The pandemic has been hard on many relationships, and anecdotally, more couples have sought advice about separations and divorces since it began.
MacLean, a P.E.I. singer-songwriter, and her husband were already separated physically when the pandemic began in March, he in B.C., and she here on the Island with their three daughters.
“We realized the pandemic was really focusing us in on, maybe we didn’t actually want to be together,” MacLean told guest host Angela Walker on Mainstreet P.E.I.
My mother always says, ‘You don’t lose a man, darling. You gain a record.’— Tara MacLean
She said the pandemic forced them both to realize this was the best decision.
“Maybe it’s that you’re in some kind of, you know, mortal danger. It really makes you, yeah, feel a clarity and seize the day.”
‘I would just play piano for hours’
MacLean described her daily ritual of using music to help her heal.
“I would get up in the morning and I would make coffee before the girls got up and I would just play piano for hours. And that was my time to sort of process the separation and really feel it,” she said.
“Music really, really got me through that.”
As a songwriter, MacLean is used to transforming hard times into songs, and the divorce proved to be a creative outlet.
“I wrote a song about it. It will be on my next album,” she said.
“My mother always says, ‘You don’t lose a man, darling. You gain a record.'”
‘I just thought about all of the people who couldn’t be together’
For MacLean, it wasn’t the only musical inspiration to come out of the pandemic. She also co-wrote a song with another P.E.I. singer-songwriter, Catherine MacLellan.
This Storm, released in the spring, is a song of comfort and reassurance for people who couldn’t see their families and loved ones during the lockdown on P.E.I.
One reason the song came about was because of a different kind of heartbreak in MacLean’s own household: her daughter’s boyfriend had to return to Newfoundland, keeping them separated as well.
“It was really, really hard. And so I had a distraught child in my house and I just thought about all of the people who couldn’t be together,” MacLean said.
Listeners said the song ‘got them through’
She was also thinking of Dr.
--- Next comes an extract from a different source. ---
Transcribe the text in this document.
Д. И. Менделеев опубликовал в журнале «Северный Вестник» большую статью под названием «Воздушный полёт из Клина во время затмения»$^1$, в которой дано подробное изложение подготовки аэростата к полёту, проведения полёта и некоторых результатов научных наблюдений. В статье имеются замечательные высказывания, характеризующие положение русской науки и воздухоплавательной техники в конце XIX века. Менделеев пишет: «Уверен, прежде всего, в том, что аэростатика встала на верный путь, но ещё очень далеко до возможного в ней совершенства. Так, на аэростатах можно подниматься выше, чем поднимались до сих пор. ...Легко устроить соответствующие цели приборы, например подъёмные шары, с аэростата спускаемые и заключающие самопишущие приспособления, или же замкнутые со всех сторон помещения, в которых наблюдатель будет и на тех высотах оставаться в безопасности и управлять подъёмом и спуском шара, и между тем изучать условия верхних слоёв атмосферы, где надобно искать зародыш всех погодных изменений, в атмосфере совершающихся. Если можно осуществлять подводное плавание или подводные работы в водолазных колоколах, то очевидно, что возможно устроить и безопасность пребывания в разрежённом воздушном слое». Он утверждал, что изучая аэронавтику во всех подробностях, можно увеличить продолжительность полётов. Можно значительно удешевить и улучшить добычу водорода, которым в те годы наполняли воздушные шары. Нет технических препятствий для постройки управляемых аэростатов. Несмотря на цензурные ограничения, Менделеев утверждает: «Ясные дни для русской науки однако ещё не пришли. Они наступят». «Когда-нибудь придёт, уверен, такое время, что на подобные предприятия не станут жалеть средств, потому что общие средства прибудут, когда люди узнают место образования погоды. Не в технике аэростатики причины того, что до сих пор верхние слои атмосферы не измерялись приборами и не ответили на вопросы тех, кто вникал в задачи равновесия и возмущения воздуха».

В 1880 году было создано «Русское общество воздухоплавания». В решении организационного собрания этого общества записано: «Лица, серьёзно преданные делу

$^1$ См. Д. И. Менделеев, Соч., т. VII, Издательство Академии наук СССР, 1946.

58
Heather Morrison, P.E.I.’s chief public health officer and a good friend.
“I picked up my guitar and this song just started coming out,” she said.
After the song was released, MacLean said the response was touching.
“People were writing both Catherine and I, just saying that that song got them through,” she said.
“It was a really great, very deep and profound experience to put that song in the world at that time.”
Grateful divorce was amicable
Reflecting on her divorce and how it played out, MacLean said she feels grateful that she and her ex-husband still have a great relationship.
“I think it would be even harder going through a divorce during a pandemic with something that was acrimonious,” she said.
“We’re just really supportive of each other.”